Sete meses antes do 25 de Abril de 1974, a Assembleia Nacional Popular da Guiné proclamou unilateralmente, em Madina do Boé, às 9h55 de 24 de setembro, a independência da República da Guiné-Bissau.
Na véspera, na abertura da I Legislatura dessa Assembleia, perante 120 membros eleitos, Aristides Pereira, secretário-geral do Partido Africano da Independência da Guiné e Cabo Verde (PAIGC), declarara: “Hoje, o nosso povo está de pé, afirmando vigorosamente a sua identidade de povo africano (…), depois de 17 anos de luta político-armada”, pondo fim a cinco séculos de presença colonial.
Esse responsável sublinhou ainda o agravamento da situação política em Portugal, destacando que a luta contra o fascismo tinha passado a estar indissociavelmente ligada à luta contra o colonialismo e a Guerra Colonial, e defendeu que a política “feita de sorrisos e de sangue” das autoridades portuguesas – da Guiné Melhor à invasão de Conacri, e ao assassinato de Amílcar Cabral – não podia ser o fim da luta de libertação, porque o seu povo era “um povo adulto”.

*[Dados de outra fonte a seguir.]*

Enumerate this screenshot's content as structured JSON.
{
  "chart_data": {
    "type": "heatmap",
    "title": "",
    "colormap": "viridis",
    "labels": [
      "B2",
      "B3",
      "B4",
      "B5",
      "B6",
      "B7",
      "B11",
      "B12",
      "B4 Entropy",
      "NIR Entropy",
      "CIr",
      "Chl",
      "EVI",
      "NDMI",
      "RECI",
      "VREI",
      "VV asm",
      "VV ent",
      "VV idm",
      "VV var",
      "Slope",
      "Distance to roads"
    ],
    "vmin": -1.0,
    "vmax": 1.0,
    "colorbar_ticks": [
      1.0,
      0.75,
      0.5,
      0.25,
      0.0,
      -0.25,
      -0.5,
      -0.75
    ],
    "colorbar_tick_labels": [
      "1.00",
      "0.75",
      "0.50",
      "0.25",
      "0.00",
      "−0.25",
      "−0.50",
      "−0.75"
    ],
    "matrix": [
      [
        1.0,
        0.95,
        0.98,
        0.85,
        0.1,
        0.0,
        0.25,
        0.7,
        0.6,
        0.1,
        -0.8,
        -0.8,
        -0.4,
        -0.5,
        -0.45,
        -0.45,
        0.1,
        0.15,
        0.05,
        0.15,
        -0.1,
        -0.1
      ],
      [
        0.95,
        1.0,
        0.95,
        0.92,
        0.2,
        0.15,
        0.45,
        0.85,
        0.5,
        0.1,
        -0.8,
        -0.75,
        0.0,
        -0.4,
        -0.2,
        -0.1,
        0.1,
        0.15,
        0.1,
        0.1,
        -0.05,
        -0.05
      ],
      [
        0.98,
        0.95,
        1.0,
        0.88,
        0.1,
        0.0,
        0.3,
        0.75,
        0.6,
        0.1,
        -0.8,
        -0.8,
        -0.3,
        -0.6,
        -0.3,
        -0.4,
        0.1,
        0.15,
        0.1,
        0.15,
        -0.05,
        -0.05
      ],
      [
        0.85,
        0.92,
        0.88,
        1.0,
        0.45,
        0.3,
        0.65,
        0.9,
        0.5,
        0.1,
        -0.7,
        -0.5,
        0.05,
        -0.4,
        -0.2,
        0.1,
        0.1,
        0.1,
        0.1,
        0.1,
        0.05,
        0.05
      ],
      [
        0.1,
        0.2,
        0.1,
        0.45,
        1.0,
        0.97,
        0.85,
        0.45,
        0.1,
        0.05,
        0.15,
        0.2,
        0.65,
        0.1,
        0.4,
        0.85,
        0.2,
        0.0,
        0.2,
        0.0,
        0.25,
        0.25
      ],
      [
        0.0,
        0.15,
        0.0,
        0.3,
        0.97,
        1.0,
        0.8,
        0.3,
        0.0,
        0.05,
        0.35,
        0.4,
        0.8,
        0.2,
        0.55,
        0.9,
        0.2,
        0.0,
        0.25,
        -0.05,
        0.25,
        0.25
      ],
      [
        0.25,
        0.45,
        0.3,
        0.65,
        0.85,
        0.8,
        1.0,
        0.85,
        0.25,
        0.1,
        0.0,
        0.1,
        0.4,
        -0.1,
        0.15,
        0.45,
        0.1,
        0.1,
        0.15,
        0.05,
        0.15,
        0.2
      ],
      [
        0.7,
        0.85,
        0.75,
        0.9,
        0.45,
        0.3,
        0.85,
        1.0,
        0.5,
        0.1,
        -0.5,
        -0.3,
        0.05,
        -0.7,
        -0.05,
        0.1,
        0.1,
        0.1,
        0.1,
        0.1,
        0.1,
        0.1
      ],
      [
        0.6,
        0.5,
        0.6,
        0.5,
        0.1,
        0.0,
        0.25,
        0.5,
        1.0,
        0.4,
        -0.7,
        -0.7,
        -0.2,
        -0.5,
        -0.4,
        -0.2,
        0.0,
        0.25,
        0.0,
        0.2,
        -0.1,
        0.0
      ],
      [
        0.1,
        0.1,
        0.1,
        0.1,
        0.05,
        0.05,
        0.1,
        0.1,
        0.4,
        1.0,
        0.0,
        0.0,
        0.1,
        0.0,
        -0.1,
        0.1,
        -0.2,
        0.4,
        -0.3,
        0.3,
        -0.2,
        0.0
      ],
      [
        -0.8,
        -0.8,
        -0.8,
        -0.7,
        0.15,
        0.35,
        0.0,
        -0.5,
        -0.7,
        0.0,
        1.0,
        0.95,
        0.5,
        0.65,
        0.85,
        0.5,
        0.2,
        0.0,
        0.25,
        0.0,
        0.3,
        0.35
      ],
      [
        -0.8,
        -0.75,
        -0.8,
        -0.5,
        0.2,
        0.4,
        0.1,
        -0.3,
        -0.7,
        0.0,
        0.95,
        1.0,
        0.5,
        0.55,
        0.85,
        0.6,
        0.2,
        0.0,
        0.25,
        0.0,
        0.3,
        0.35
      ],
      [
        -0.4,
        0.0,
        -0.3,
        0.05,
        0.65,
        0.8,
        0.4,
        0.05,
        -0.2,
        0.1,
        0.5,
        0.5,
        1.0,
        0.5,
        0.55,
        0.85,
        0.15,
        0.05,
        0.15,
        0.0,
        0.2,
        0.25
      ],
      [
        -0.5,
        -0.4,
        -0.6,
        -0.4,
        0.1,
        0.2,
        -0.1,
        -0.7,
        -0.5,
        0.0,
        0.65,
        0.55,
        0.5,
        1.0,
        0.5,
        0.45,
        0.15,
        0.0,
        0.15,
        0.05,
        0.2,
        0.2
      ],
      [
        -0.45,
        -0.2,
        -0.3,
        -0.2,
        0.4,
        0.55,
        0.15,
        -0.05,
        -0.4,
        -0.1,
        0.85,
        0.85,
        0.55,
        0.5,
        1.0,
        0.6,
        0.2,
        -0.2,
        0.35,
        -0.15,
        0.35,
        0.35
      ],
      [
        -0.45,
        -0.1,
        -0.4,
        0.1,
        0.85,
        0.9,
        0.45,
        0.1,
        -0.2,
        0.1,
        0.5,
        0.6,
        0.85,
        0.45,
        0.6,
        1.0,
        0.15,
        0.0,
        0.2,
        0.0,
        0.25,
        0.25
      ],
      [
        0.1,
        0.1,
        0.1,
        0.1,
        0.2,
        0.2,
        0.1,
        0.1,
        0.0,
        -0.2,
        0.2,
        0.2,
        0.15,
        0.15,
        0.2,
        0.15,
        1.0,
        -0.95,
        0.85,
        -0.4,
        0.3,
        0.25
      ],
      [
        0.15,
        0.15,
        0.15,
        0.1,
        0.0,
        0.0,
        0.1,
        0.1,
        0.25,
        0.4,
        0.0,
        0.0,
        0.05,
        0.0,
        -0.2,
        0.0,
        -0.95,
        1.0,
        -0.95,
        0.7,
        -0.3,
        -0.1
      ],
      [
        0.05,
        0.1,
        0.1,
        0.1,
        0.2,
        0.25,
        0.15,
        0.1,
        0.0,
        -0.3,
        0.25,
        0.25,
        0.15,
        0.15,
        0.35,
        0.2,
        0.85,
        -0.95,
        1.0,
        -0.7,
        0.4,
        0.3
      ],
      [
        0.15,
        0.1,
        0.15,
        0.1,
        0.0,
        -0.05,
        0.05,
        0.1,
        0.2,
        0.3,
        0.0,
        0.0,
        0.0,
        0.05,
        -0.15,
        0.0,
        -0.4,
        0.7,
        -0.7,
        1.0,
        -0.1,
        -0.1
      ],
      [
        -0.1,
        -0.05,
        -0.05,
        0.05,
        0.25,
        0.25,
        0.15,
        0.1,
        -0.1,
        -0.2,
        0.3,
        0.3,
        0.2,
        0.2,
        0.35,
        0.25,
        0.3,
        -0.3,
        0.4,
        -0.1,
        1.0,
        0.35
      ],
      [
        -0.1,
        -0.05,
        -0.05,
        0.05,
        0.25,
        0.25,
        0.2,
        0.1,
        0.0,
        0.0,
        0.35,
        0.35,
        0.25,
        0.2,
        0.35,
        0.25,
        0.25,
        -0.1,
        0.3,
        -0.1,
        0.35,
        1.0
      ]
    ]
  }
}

A Assembleia Nacional Popular adotou uma Constituição da República e elegeu um Conselho de Estado constituído por 15 membros e presidido por Luís Cabral, Secretário-Geral adjunto do PAIGC. Após a proclamação da independência, de imediato a reconheceram 17 países, num movimento crescente, que não parou até ao 25 de Abril. Este ato provocou inclusive consultas entre os nove países da Comunidade Económica Europeia e os quinze membros da NATO.
O assassinato de Cabral, em 20 de janeiro de 1973, não quebrou a combatividade do PAIGC.
O partido desencadeou seguidamente uma importante ofensiva em várias frentes, apoderando-se, nomeadamente, do aquartelamento de Guiledje e pondo termo ao domínio aéreo das forças armadas portuguesas mediante a utilização de mísseis terra-ar.
Simultaneamente, assistiu-se à cessação de funções, em 6 de agosto, do governador e comandante-chefe António de Spínola, substituído por Bettencourt Rodrigues, que apenas seguirá para a Guiné no dia seguinte ao da proclamação da independência.
A Assembleia Nacional Popular fora preparada, de janeiro a agosto de 1972, através de uma intensa campanha de informação e de debate nos organismos do PAIGC e em meetings populares, decorrendo, do final de agosto até 14 de outubro de 1972, as eleições em todas as regiões libertadas.
Fora nesse ano, aliás, que, em abril, ocorrera a visita da Missão Especial do Comité de Descolonização da Organização das Nações Unidas (ONU) às regiões libertadas. Esta assegurava, designadamente, que a luta de libertação do território continuava “a progredir”, considerando “um fator irrefutável” que Portugal já não exercia “nenhum controlo administrativo sobre vastas regiões da Guiné”.
A proclamação unilateral da independência representa um momento decisivo na luta de libertação, provocando violentas reações por parte do governo português.
Por um lado, a censura impede que o assunto seja publicado na imprensa e as primeiras notícias só surgem no dia 28 de setembro. Por outro, a proclamação da independência da Guiné-Bissau revela-se praticamente ausente na longuíssima “Conversa em Família” com que, a 27 de setembro, o Presidente do Conselho, Marcelo Caetano, assinala o 5.º aniversário da sua tomada de posse. Sobre este tema, o chefe de Governo afirma apenas que a alegação de que havia zonas libertadas em Angola, Moçambique ou na Guiné se tratava de “uma mentira”.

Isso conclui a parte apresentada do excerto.